A family-based likelihood ratio test for general pedigree structures that allows for missing data and genotyping errors

The purpose of this work is to design a likelihood ratio test (LRT) that uses the information of both affected and unaffected individuals from a general pedigree to test association between marker and disease. The null hypothesis is that of equal marker penetrances, and the alternative hypothesis implies the presence of both allelic association and linkage between the disease and marker loci. The test is based on a conditional likelihood, which is a product of two factors: the first factor, LFounder, uses founder's genotypes and phenotypes to estimate population frequencies of marker genotypes. The second factor, LNonfounder, evaluates disequilibrium in transmission of marker alleles from parents to offspring. The test statistic built on this conditional likelihood allows for two problems: (1) missing parental genotypes, and (2) random genotyping errors. Derivations of the conditional likelihoods are given for trios (two parents and a child), general nuclear families, multiple-marriage nuclear families, and zero-looped three- and four-generation pedigrees.
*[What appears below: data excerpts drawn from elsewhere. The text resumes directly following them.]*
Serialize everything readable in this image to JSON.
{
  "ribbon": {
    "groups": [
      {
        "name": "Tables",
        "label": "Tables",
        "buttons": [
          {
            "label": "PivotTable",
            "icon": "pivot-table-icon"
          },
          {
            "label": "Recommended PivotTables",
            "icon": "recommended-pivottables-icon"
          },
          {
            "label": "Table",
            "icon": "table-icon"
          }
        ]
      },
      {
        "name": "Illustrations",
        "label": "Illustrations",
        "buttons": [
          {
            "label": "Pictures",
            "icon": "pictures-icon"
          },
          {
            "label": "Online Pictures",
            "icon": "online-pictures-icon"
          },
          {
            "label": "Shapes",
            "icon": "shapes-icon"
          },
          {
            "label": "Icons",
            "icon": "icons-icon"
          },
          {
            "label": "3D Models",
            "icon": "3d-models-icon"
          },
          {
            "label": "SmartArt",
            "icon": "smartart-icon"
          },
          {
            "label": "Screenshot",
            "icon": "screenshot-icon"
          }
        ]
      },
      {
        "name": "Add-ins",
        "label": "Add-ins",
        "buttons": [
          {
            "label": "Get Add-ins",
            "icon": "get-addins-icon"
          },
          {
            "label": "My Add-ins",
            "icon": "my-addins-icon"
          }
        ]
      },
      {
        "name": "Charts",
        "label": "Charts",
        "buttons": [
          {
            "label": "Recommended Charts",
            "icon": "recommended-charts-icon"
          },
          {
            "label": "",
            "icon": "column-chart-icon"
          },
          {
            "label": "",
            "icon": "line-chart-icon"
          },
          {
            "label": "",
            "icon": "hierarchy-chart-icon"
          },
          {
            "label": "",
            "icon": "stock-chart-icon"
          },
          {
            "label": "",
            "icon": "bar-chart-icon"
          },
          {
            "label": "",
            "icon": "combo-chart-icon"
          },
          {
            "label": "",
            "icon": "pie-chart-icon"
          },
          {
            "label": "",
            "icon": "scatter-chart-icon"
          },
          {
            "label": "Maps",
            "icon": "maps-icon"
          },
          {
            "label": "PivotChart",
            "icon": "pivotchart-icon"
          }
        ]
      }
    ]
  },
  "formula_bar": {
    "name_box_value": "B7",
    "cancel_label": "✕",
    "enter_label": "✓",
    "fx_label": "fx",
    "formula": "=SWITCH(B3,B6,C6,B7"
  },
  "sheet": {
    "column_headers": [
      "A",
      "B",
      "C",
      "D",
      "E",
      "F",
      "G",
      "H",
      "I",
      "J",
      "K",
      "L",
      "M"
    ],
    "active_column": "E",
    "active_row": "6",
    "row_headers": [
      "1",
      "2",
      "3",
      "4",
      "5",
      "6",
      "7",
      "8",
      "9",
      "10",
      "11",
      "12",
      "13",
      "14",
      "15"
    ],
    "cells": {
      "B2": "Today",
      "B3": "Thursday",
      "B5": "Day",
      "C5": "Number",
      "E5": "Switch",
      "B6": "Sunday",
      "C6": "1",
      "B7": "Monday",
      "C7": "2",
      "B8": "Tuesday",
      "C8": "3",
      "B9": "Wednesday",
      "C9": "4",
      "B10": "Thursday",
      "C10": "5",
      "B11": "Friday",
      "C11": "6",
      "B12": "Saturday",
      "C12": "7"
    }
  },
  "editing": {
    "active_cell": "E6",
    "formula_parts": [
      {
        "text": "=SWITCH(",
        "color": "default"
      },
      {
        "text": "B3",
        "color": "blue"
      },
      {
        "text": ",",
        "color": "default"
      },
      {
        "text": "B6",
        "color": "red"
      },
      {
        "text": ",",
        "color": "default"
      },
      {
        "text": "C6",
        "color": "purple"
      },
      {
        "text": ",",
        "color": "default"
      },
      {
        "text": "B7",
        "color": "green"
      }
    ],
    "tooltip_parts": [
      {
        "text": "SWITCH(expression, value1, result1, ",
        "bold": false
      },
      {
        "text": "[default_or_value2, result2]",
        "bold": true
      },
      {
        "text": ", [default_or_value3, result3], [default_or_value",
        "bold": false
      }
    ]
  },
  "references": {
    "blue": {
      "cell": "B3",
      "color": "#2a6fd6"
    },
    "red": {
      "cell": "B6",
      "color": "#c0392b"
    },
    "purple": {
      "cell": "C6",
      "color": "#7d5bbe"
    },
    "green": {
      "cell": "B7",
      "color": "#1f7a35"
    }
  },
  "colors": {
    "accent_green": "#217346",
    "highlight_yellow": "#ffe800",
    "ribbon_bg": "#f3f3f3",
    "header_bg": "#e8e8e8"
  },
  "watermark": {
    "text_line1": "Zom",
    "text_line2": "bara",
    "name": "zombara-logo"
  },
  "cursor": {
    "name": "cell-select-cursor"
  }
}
For example, the following scenarios are considered for a general nuclear family: complete parental genotype data and no genotyping errors; only one genotyped parent and no genotyping errors; no parental genotype data and no genotyping errors; and with genotyping errors in the previous three scenarios. A robust algorithm grid-UOBYQA is used to locate log-likelihood maxima under the null and alternative hypotheses as well as to estimate marker penetrances and population genotype frequencies.;The results of a null simulation study suggest that the test statistic appears to follow a central chi-square distribution with one degree of freedom under the null hypothesis, even in the presence of missing data and genotyping errors. The power comparison based on a 23 factorial design shows that this LRT is more powerful than the original TDT, even when 20% genotypes in trios are missing and 1% genotypes are mistyped. Including the information of unaffected children in the likelihood calculation appears to increase the power to test marker-disease association. Finally, the application of this LRT to an idiopathic scoliosis dataset and a psoriasis dataset successfully identifies the significant associations between the markers and the disease that were previously published.